Seattle is not a high-crime city, at least in terms of violent crime. But it is grappling with a homelessness crisis that is sapping civic stability and fostering a large increase in petty lawbreaking. Meanwhile, city officials such as Durkan and Best seem incapable of addressing this erosion in any serious way.
In his searing documentary of last year, “Seattle is Dying,” KOMO-TV’s Eric Johnson painted a dire picture by citing police officers who say the city’s lax enforcement regimen has tied their hands, quoting citizens saying they’re fed up with growing theft, and showing the frustrations of local business owners whose livelihoods are threatened by what they consider official inertia in the face of these problems.
Writing on KOMO’s website, Johnson said his documentary was “about citizens who don’t feel safe taking their families into downtown Seattle….about parents who won’t take their children into public parks they pay for. It’s about filth and degradation all around us. And theft and crime. It’s about people who don’t feel protected anymore, who don’t feel like their voices are being heard.”

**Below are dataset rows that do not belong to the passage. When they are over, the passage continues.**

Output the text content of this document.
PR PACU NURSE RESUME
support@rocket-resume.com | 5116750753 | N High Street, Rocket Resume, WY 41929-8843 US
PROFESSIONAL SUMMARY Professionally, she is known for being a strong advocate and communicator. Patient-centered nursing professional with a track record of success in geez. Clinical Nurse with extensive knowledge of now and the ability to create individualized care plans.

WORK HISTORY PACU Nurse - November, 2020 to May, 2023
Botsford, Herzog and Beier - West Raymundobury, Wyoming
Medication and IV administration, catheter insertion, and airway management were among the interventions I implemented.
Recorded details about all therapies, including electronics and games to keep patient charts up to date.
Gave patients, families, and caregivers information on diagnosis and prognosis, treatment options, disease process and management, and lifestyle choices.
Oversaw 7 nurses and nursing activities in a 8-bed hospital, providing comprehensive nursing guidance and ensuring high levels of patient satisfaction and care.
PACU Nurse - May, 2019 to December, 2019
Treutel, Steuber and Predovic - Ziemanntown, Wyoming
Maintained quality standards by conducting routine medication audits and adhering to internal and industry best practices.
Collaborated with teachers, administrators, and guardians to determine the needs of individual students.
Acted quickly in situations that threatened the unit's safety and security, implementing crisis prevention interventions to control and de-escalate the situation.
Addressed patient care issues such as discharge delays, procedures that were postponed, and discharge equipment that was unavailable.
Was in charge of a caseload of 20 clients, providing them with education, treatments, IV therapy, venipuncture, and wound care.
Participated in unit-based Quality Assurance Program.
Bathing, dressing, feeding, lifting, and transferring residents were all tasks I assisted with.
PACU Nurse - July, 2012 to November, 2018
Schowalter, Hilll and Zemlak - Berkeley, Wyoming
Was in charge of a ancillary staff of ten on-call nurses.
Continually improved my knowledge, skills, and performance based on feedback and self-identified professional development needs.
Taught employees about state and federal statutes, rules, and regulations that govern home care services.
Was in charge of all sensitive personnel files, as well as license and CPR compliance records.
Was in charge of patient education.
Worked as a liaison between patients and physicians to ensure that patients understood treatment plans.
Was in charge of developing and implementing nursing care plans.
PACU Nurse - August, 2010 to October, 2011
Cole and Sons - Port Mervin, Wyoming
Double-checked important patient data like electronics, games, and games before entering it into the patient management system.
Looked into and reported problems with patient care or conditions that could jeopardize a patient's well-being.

Johnson’s documentary was aired in March of last year, some seven months before the Seattle City Council elections. It touched a nerve among many Seattleites and kicked up gale-force winds of controversy throughout the city and beyond. In the end, though, it didn’t have much impact. It will take a lot more civic chaos, dysfunction, and violence for this city to make the connection between that decay and the kind of leadership it so avidly favors. Seattle may or may not be dying, but it is in a far more ominous state of civic health than most of its citizens realize.
Robert W. Merry, longtime Washington, D.C., publishing figure, and author, lives on Whidbey Island, north of Seattle.